Monday, September 27, 2021

Morphing Armatures


Surody discovered that automatic armature morphing does not work when rendering animations. To circumvent this problem, a new tool for rendering a sequence of frames has been introduced, see Morphing Armatures and Rendering.

Original post:

In DAZ Studio it is possible to create morphs that change both the character mesh and armature, so called ERC (Enhanced Remote Control) morphs. In Blender that would correspond to morphs that change the rest pose of an armature, but that is not supported by Blender. In the past such ERC morphs have been ignored, but with the latest commit of the DAZ Importer they can be dealt with.

In order for ERC morphs to be loaded, the global setting ERC Morphs option must be enabled, otherwise morphing armatures will not work. In most cases it is not necessary to morph armatures, and by disabling this option we can eliminate some overhead.

Assume that we want to animate how dr Jekyll is transformed into mr Hyde. Here we have three frames from that sequence, with the Hyde morph at 0%, 50%, and 100% respectively. The mesh is transformed nicely, but the armature does not follow suit.
There is a new tool that takes care of that. After the value for the Hyde morph has been set, press the Morph Armature button in the Morphs panel.
The armature now jumps into place.
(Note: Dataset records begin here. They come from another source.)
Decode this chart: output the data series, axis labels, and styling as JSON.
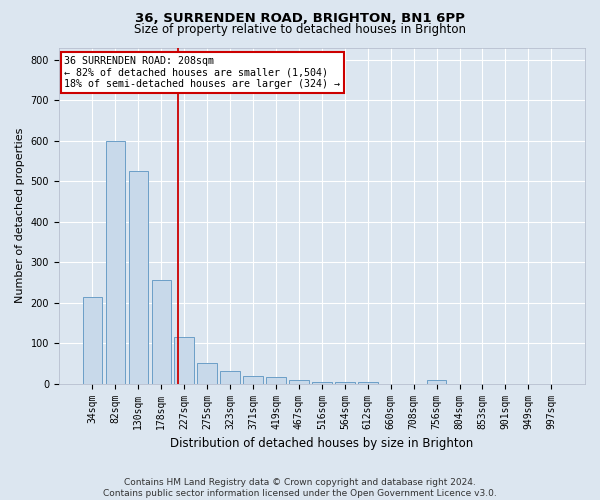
{
  "title_line1": "36, SURRENDEN ROAD, BRIGHTON, BN1 6PP",
  "title_line2": "Size of property relative to detached houses in Brighton",
  "xlabel": "Distribution of detached houses by size in Brighton",
  "ylabel": "Number of detached properties",
  "categories": [
    "34sqm",
    "82sqm",
    "130sqm",
    "178sqm",
    "227sqm",
    "275sqm",
    "323sqm",
    "371sqm",
    "419sqm",
    "467sqm",
    "516sqm",
    "564sqm",
    "612sqm",
    "660sqm",
    "708sqm",
    "756sqm",
    "804sqm",
    "853sqm",
    "901sqm",
    "949sqm",
    "997sqm"
  ],
  "values": [
    215,
    600,
    525,
    255,
    115,
    52,
    32,
    20,
    17,
    10,
    5,
    5,
    5,
    0,
    0,
    10,
    0,
    0,
    0,
    0,
    0
  ],
  "bar_color": "#c8d9ea",
  "bar_edge_color": "#6b9ec7",
  "annotation_line1": "36 SURRENDEN ROAD: 208sqm",
  "annotation_line2": "← 82% of detached houses are smaller (1,504)",
  "annotation_line3": "18% of semi-detached houses are larger (324) →",
  "annotation_box_facecolor": "#ffffff",
  "annotation_box_edgecolor": "#cc0000",
  "vline_color": "#cc0000",
  "vline_x_index": 3.72,
  "ylim": [
    0,
    830
  ],
  "yticks": [
    0,
    100,
    200,
    300,
    400,
    500,
    600,
    700,
    800
  ],
  "footer_line1": "Contains HM Land Registry data © Crown copyright and database right 2024.",
  "footer_line2": "Contains public sector information licensed under the Open Government Licence v3.0.",
  "fig_bg_color": "#dce6f0",
  "plot_bg_color": "#dce6f0",
  "grid_color": "#ffffff",
  "title1_fontsize": 9.5,
  "title2_fontsize": 8.5,
  "tick_fontsize": 7,
  "ylabel_fontsize": 8,
  "xlabel_fontsize": 8.5,
  "annot_fontsize": 7.2,
  "footer_fontsize": 6.5
}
Here is mr Hyde at 50% and 100% with his morphed armature. The bone lengths do not change even though the distance between the bones has increased, but that does not really matter. What matters is that the bone heads, i.e. the pivot points, are at the right location. We see that the lCarpal4 bone does not move for some reason, probably because it has been misspelled.

That the pivot points are located correctly is important when the character is posed. Observe the right shoulder in the picture above.

It is inconvenient to have to press the Morph Armature button for each frame change, and you may wonder if there is a way to automate that. The answer is yes, but the procedure is somewhat awkward. However, it is awkward on purpose, for two reasons.

  • Morphing armatures is a quite expensive operation, which we don't want to enable by accident. E.g., the frame rate for the Jekyll-to-Hyde sequence dropped from 54 fps to 8 fps when auto-morphing armatures was enabled.
  • Auto-morphing relies on application handlers, which would not be defined if the DAZ Importer is disabled, or if the blend file is moved to another computer, e.g. at a render farm.

To make auto-morphing work even when the DAZ Importer is disabled, we have to load the file into the text editor and register it, in the same way as the stripped runtime system was loaded in previous releases of the DAZ Importer.

To enable auto-morphing in a single session:

  1. Open the file in a text editor window. It is located in the runtime subfolder.
  2. Run the script by pressing the right-pointing triangle button (Run Script).

To make it persistent, so auto-morphing is enabled automatically every time the blend file is opened. This is what you want to do if you send the file to a render farm.

  1. Open the file
  2. Enable the Text > Register checkbox.
  3. Save the blend file.
  4. Reopen the blend file.

When automorphing is enabled, only selected armatures are morphed. This can be used to control which armatures are morphed, although deselecting an armature does not change performance very much. The handler toggles into edit mode once for each frame change and updates the rest pose of all selected armatures. Typically going in and out of edit mode is the expensive operation, and that is only done once independent on the number of armatures.

Here we see the difference between the armature being selected or not.